100.00 - Original Number
33.33 - 1st divided by 3
33.33 - 2nd divided by 3
33.34 - 3rd number
100.00 - Which gives me my original number correctly. (33.33+33.33+33.34 = 100.00)
Is there a formula for this either in Oracle PL/SQL or a function or something that could be implemented?
Thanks in advance!
This version takes precision as a parameter as well:
with q as (select 100 as val, 3 as parts, 2 as prec from dual)
select rownum as no
,case when rownum = parts
then val - round(val / parts, prec) * (parts - 1)
else round(val / parts, prec)
end v
from q
connect by level <= parts
no v
=== =====
1 33.33
2 33.33
3 33.34
For example, if you want to split the value among the number of days in the current month, you can do this:
with q as (select 100 as val
,extract(day from last_day(sysdate)) as parts
,2 as prec from dual)
select rownum as no
,case when rownum = parts
then val - round(val / parts, prec) * (parts - 1)
else round(val / parts, prec)
end v
from q
connect by level <= parts;
1 3.33
2 3.33
3 3.33
4 3.33
...
27 3.33
28 3.33
29 3.33
30 3.43
To apportion the value amongst each month, weighted by the number of days in each month, you could do this instead (change the level <= 3 to change the number of months it is calculated for):
with q as (
select add_months(date '2013-07-01', rownum-1) the_month
,extract(day from last_day(add_months(date '2013-07-01', rownum-1)))
as days_in_month
,100 as val
,2 as prec
from dual
connect by level <= 3)
,q2 as (
select the_month, val, prec
,round(val * days_in_month
/ sum(days_in_month) over (), prec)
as apportioned
,row_number() over (order by the_month desc)
as reverse_rn
from q)
select the_month
,case when reverse_rn = 1
then val - sum(apportioned) over (order by the_month
rows between unbounded preceding and 1 preceding)
else apportioned
end as portion
from q2;
01/JUL/13 33.7
01/AUG/13 33.7
01/SEP/13 32.6
Use rational numbers. You could store the numbers as fractions rather than simple values. That's the only way to assure that the quantity is truly split in 3, and that it adds up to the original number. Sure you can do something hacky with rounding and remainders, as long as you don't care that the portions are not exactly split in 3.
The "algorithm" is simply that
100/3 + 100/3 + 100/3 == 300/3 == 100
Store both the numerator and the denominator in separate fields, then add the numerators. You can always convert to floating point when you display the values.

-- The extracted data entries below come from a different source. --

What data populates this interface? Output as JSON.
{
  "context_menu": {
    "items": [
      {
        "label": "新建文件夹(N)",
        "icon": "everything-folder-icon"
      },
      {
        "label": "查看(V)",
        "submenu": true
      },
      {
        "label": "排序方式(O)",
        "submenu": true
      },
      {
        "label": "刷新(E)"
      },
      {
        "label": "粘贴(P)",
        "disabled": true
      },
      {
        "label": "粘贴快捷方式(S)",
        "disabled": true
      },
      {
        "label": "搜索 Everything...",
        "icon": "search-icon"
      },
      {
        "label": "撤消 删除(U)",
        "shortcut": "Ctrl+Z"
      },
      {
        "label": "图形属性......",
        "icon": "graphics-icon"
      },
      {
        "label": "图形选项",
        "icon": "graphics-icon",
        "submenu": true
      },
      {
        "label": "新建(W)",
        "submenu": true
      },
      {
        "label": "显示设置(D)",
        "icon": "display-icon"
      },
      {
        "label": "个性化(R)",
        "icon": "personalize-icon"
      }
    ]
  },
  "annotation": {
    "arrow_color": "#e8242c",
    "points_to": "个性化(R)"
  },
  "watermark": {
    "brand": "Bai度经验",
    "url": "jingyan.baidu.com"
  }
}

The Oracle docs even have a nice example of how to implement it:
CREATE TYPE rational_type AS OBJECT
( numerator INTEGER,
denominator INTEGER,
MAP MEMBER FUNCTION rat_to_real RETURN REAL,
MEMBER PROCEDURE normalize,
MEMBER FUNCTION plus (x rational_type)
RETURN rational_type);
Here is a parameterized SQL version
SELECT COUNT (*), grp
FROM (WITH input AS (SELECT 100 p_number, 3 p_buckets FROM DUAL),
data
AS ( SELECT LEVEL id, (p_number / p_buckets) group_size
FROM input
CONNECT BY LEVEL <= p_number)
SELECT id, CEIL (ROW_NUMBER () OVER (ORDER BY id) / group_size) grp
FROM data)
GROUP BY grp
output:
COUNT(*) GRP
33 1
33 2
34 3
If you edit the input parameters (p_number and p_buckets) the SQL essentially distributes p_number as evenly as possible among the # of buckets requested (p_buckets).
I've solved this problem yesterday by subtracting 2 of 3 parts from the starting number, e.g. 100 - 33.33 - 33.33 = 33.34 and the result of summing it up is still 100.